Mount Everest is sometimes described as 'the world's highest junkyard'. For decades, a surging number of annual climbers have left behind remnants of their visit at basecamp and along the mountainside.
Last year, the Nepalese Army launched a campaign to clean up roughly 10,000 kilograms (22,046 pounds) of waste from the national park, but not all plastic is so easily collected.
Instead of coming from food and drink waste, the new study suggests most microplastics are accumulating in the region from stuff climbers take with them when they leave.
"Microplastics haven't been studied on the mountain before," says Napper, "but they're generally just as persistent and typically more difficult to remove than larger items of debris."
Prior research, for example, has found one simple coat of polyester clothing could release a billion microplastics per year. This means even the most conscientious environmental climber could be shedding plastics into the environment even as they reduce, reuse, and recycle larger items of waste.
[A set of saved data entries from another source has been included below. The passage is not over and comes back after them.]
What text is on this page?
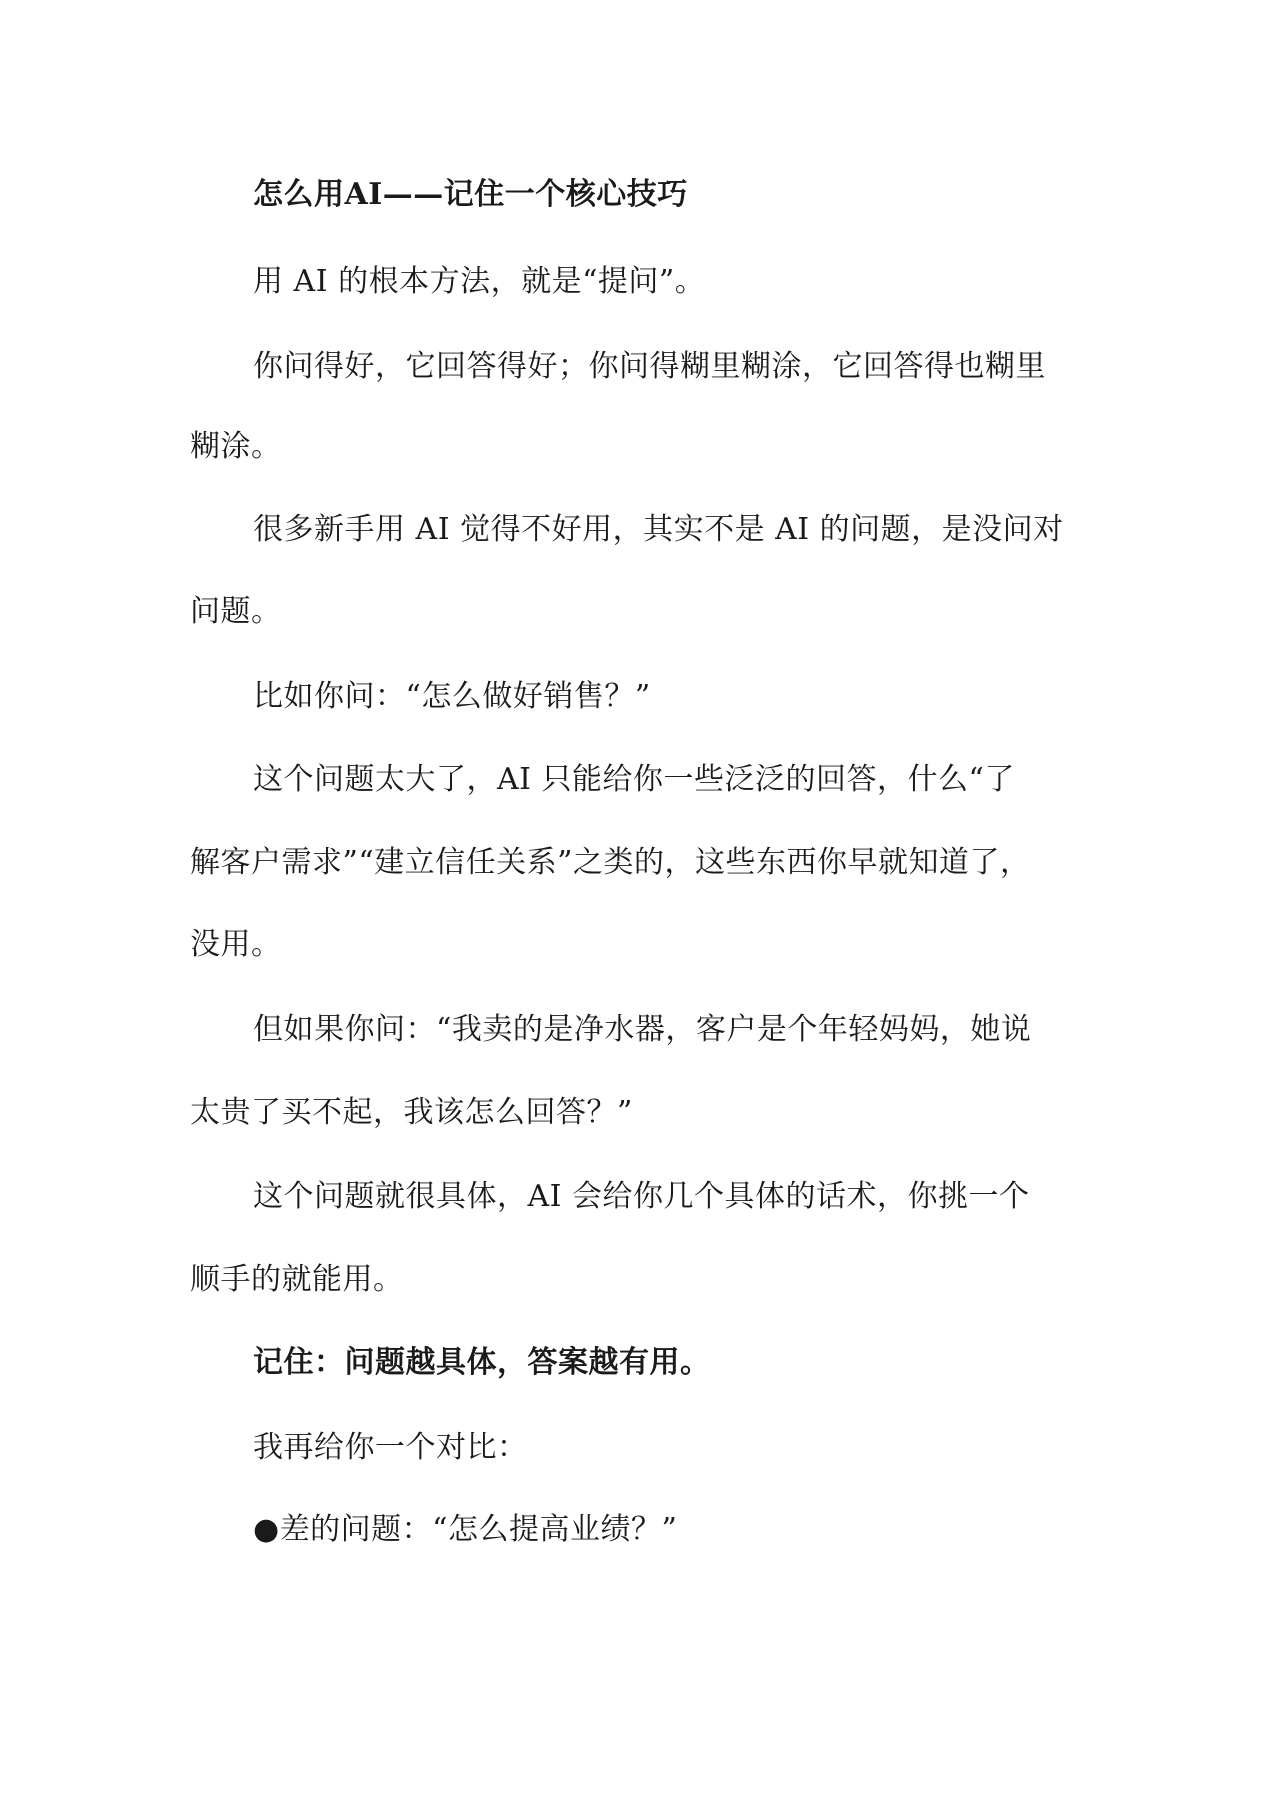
怎么用AI——记住一个核心技巧
用 AI 的根本方法，就是“提问”。
你问得好，它回答得好；你问得糊里糊涂，它回答得也糊里
糊涂。
很多新手用 AI 觉得不好用，其实不是 AI 的问题，是没问对
问题。
比如你问：“怎么做好销售？”
这个问题太大了，AI 只能给你一些泛泛的回答，什么“了
解客户需求”“建立信任关系”之类的，这些东西你早就知道了，
没用。
但如果你问：“我卖的是净水器，客户是个年轻妈妈，她说
太贵了买不起，我该怎么回答？”
这个问题就很具体，AI 会给你几个具体的话术，你挑一个
顺手的就能用。
记住：问题越具体，答案越有用。
我再给你一个对比：
●差的问题：“怎么提高业绩？”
There's also the problem of wind, which we've only just come to realise. Recent findings reveal microplastics are being carried to some of the most remote regions on Earth by strong currents of air, and this might explain some of the pollution found near base camp.
Mount Everest, after all, is a windy place, but in turn that also means any plastics deposited here are probably blown around even further.
Scientists still don't know what these tiny particles of plastic are actually doing to human health or the health of our ecosystems. While we're probably consuming over 70,000 microplastics a year at least, scientists still are not sure at what threshold this pollution becomes toxic or what the subsequent harms may be.
While the research found fewer microplastics in the water surrounding Mount Everest, it's entirely possible that even these lower concentrations could be consumed by locals who reside downstream.
As a result, the authors call for more samples and analysis so we can better understand this potentially crucial issue.
Figuring a way to clean up these tiny plastics is a whole other problem. Especially when the highest ones are 8,440 metres (27,690 feet) above sea level.
"These are the highest microplastics discovered so far," says Napper. "While it sounds exciting, it means that microplastics have been discovered from the depths of the ocean all the way to the highest mountain on Earth."
"With microplastics so ubiquitous in our environment, it's time to focus on informing appropriate environmental solutions. We need to protect and care for our planet."